What is known of Master John Shorne gives us a curious glimpse of the habits and ideas of our ancestors. To expect a miraculous cure by visiting the shrine of the saint, or drinking of the waters of his well, was a conviction from which no class was exempt. Equally undoubting were they as to the celebrated boot exorcism. On the ancient screen still existing in the church of Gately, in Norfolk, is a panel containing a tall figure, labelled underneath Magister Johes Schorn, exhibiting the saint with the boot in his left hand, and the devil peeping out of it; of which panel a representation appears in the cut. The same objects are painted on a screen at Cawston, in the same county. It would appear as if the saint were understood to keep the fiend in the boot and let it emerge occasionally, like a 'Jack in the box,' to impress the vulgar.

Fox in his Martyrology shows us that a pilgrimage to Master John Shorne was sometimes imposed as a penance. Of certain penitent heretics, he tells us, 'some were compelled to bear fagots; some were burned in their cheeks with hot irons; some condemned to perpetual prison; some compelled to make pilgrimages... some to the Rood at Wendover, some to Sir John Schorn, &c.' A Protestant ballad says

To Maister John Schorn, that blessed man born,
For the ague to him we apply,
Which jugeleth with a bote, I beshrew his herte-rote,
That will trust him, and it he I.

EXHORTATION TO THE CONDEMNED AT NEWGATE

Near to Newgate prison, in London, is a parish church bearing the grisly name of St. Sepulchre's. On the 8th of May 1705, Robert Down gave fifty pounds to the vicar and churchwardens thereof, to the end that, through all futurity, they should cause a bell to be tolled, and a serious exhortation to be made to condemned prisoners in Newgate, during the night preceding their execution. For many years this custom was kept up in its full integrity, according to the will of the donor. At midnight, the sexton of St.
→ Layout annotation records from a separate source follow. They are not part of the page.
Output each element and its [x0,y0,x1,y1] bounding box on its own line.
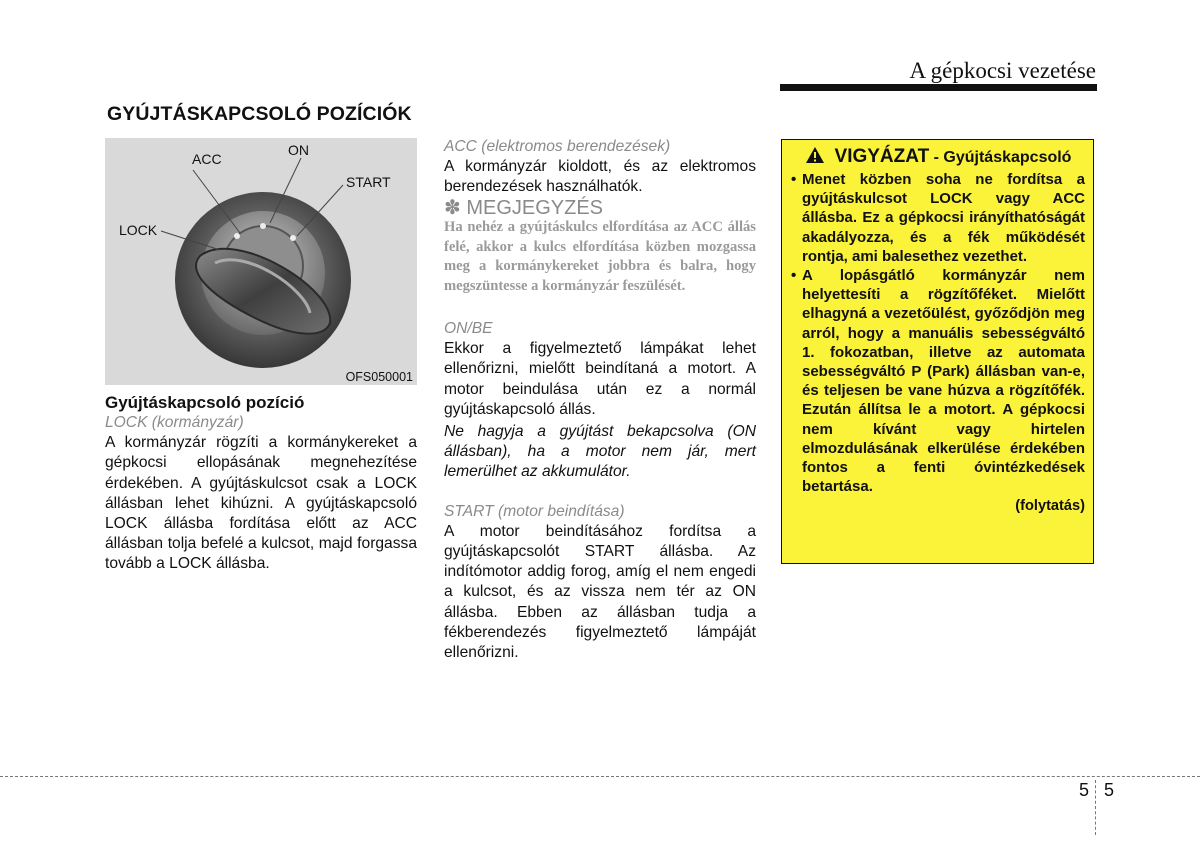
start-heading: START (motor beindítása) [444,502,625,520]
page-number: 5 [1104,780,1115,800]
warning-triangle-icon [805,146,825,164]
warning-box [781,139,1094,564]
on-position-label: ON [288,142,309,158]
lock-position-label: LOCK [119,222,158,238]
note-text: Ha nehéz a gyújtáskulcs elfordítása az ACC állás felé, akkor a kulcs elfordítása közben mozgassa meg a kormánykereket jobbra és balra, hogy megszüntesse a kormányzár feszülését. [444,218,756,295]
acc-text: A kormányzár kioldott, és az elektromos berendezések használhatók. [444,158,756,196]
running-header-title: A gépkocsi vezetése [909,58,1096,83]
section-title: GYÚJTÁSKAPCSOLÓ POZÍCIÓK [107,103,412,125]
on-heading: ON/BE [444,320,493,337]
on-italic-warning: Ne hagyja a gyújtást bekapcsolva (ON állásban), ha a motor nem jár, mert lemerülhet az akkumulátor. [444,423,756,481]
warning-subtitle: - Gyújtáskapcsoló [929,149,1072,166]
chapter-number: 5 [1079,780,1090,800]
figure-code: OFS050001 [345,370,413,384]
acc-position-label: ACC [192,151,222,167]
warning-list [791,170,1085,496]
note-heading: ✽ MEGJEGYZÉS [444,196,604,219]
start-position-label: START [346,174,391,190]
start-text: A motor beindításához fordítsa a gyújtáskapcsolót START állásba. Az indítómotor addig forog, amíg el nem engedi a kulcsot, és az vissza nem tér az ON állásba. Ebben az állásban tudja a fékberendezés figyelmeztető lámpáját ellenőrizni. [444,522,756,662]
warning-item: • A lopásgátló kormányzár nem helyettesíti a rögzítőféket. Mielőtt elhagyná a vezetőülést, győződjön meg arról, hogy a manuális sebességváltó 1. fokozatban, illetve az automata sebességváltó P (Park) állásban van-e, és teljesen be vane húzva a rögzítőfék. Ezután állítsa le a motort. A gépkocsi nem kívánt vagy hirtelen elmozdulásának elkerülése érdekében fontos a fenti óvintézkedések betartása. [791,266,1085,496]
continued-label: (folytatás) [1015,498,1085,515]
figure-caption-subtitle: Gyújtáskapcsoló pozíció [105,393,305,412]
warning-title [791,146,1085,169]
lock-text: A kormányzár rögzíti a kormánykereket a gépkocsi ellopásának megnehezítése érdekében. A gyújtáskulcsot csak a LOCK állásban lehet kihúzni. A gyújtáskapcsoló LOCK állásba fordítása előtt az ACC állásban tolja befelé a kulcsot, majd forgassa tovább a LOCK állásba. [105,434,417,573]
lock-heading: LOCK (kormányzár) [105,414,244,431]
left-column [105,392,417,575]
header-rule [780,84,1097,91]
ignition-switch-figure [105,138,417,385]
page-number-separator [1095,780,1096,835]
warning-item: • Menet közben soha ne fordítsa a gyújtáskulcsot LOCK vagy ACC állásba. Ez a gépkocsi irányíthatóságát akadályozza, és a fék működését rontja, ami balesethez vezethet. [791,170,1085,266]
footer-divider [0,776,1200,777]
on-text: Ekkor a figyelmeztető lámpákat lehet ellenőrizni, mielőtt beindítaná a motort. A motor beindulása után ez a normál gyújtáskapcsoló állás. [444,340,756,418]
acc-heading: ACC (elektromos berendezések) [444,138,671,155]
middle-column [444,137,756,663]
warning-title-text: VIGYÁZAT [834,146,930,167]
Sepulchre's came with a hand-bell to the window of the condemned cell-rang his bell-and delivered this address:

All you that in the condemned hold do lie,
Prepare you, for to-morrow you shall die:
Watch all and pray, the hour is drawing near
That you before the Almighty must appear:
Examine well yourselves, in time repent,
That you may not to eternal flames be sent:
And when St. Sepulchre's bell to-morrow tolls,
The Lord above have mercy on your souls!

On the ensuing day, when the dismal procession, setting out for Tyburn, passed the gate of St. Sepulchre's church, it paused for a brief space, while the clergyman addressed a prayer in behalf of the prisoner or prisoners, the great bell tolling all the time. There is something striking and impressive in the whole arrangement. By and by came a time when the executions took place in front of Newgate, and the clergyman's address was necessarily given up. Some years ago, it was stated that the sexton was still accustomed to come and offer his midnight address, that the terms of Mr. Dowe's bequest might be fulfilled; but the offer was always declined, on the ground that all needful services of the kind were performed by the chaplain of the prison.